So schützt du dein Haus nachhaltig: Mein einfacher und günstiger Weg zur funktionalen Drainage rund ums Haus
Meta-Beschreibung:
Lerne, wie du mit einer flexiblen, kostengünstigen Methode ohne Beton dein Haus zuverlässig vor Feuchtigkeit schützt. Inklusive Schritt-für-Schritt-Anleitung und kreativen Gestaltungsideen für die Hausumrandung.

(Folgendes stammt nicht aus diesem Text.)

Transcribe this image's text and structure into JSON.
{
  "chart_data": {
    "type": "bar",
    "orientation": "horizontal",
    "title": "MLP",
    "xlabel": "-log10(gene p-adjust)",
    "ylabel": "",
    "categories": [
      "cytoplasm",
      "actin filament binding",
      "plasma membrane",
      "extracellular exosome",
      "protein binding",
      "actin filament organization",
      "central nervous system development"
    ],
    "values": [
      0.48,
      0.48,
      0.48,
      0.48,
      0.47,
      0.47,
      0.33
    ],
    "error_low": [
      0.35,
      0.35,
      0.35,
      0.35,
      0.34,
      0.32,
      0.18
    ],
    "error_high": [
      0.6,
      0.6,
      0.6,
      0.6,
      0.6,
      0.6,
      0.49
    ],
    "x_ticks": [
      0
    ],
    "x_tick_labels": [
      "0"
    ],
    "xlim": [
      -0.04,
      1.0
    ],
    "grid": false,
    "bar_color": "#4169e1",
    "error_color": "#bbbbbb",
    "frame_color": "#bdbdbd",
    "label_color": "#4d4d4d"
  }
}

Warum eine funktionale Hausumrandung wichtiger ist als schöne Pflastersteine
Beim Durchstöbern alter Baunormen stieß ich auf eine durchaus amüsante Beschreibung: Die Hauptfunktion einer Hausumrandung (auch „Spritzschutz“ oder „Drainageband“ genannt) sei es, den Rundgang ums Haus zu erleichtern – und erst dann, Wasser vom Fundament abzuleiten. Musste ich schmunzeln? Absolut! 😊
Aber ganz im Ernst: Aus physikalischer Sicht – genauer nach Newtons Gesetzen – fließt Wasser nicht nur nach unten, sondern auch seitlich entlang sogenannter „Depressionskurven“. Ihre Form hängt vom Bodenmaterial ab.
Je weiter wir das Wasser vom Fundament wegleiten, desto besser ist der Schutz vor Feuchtigkeitsschäden.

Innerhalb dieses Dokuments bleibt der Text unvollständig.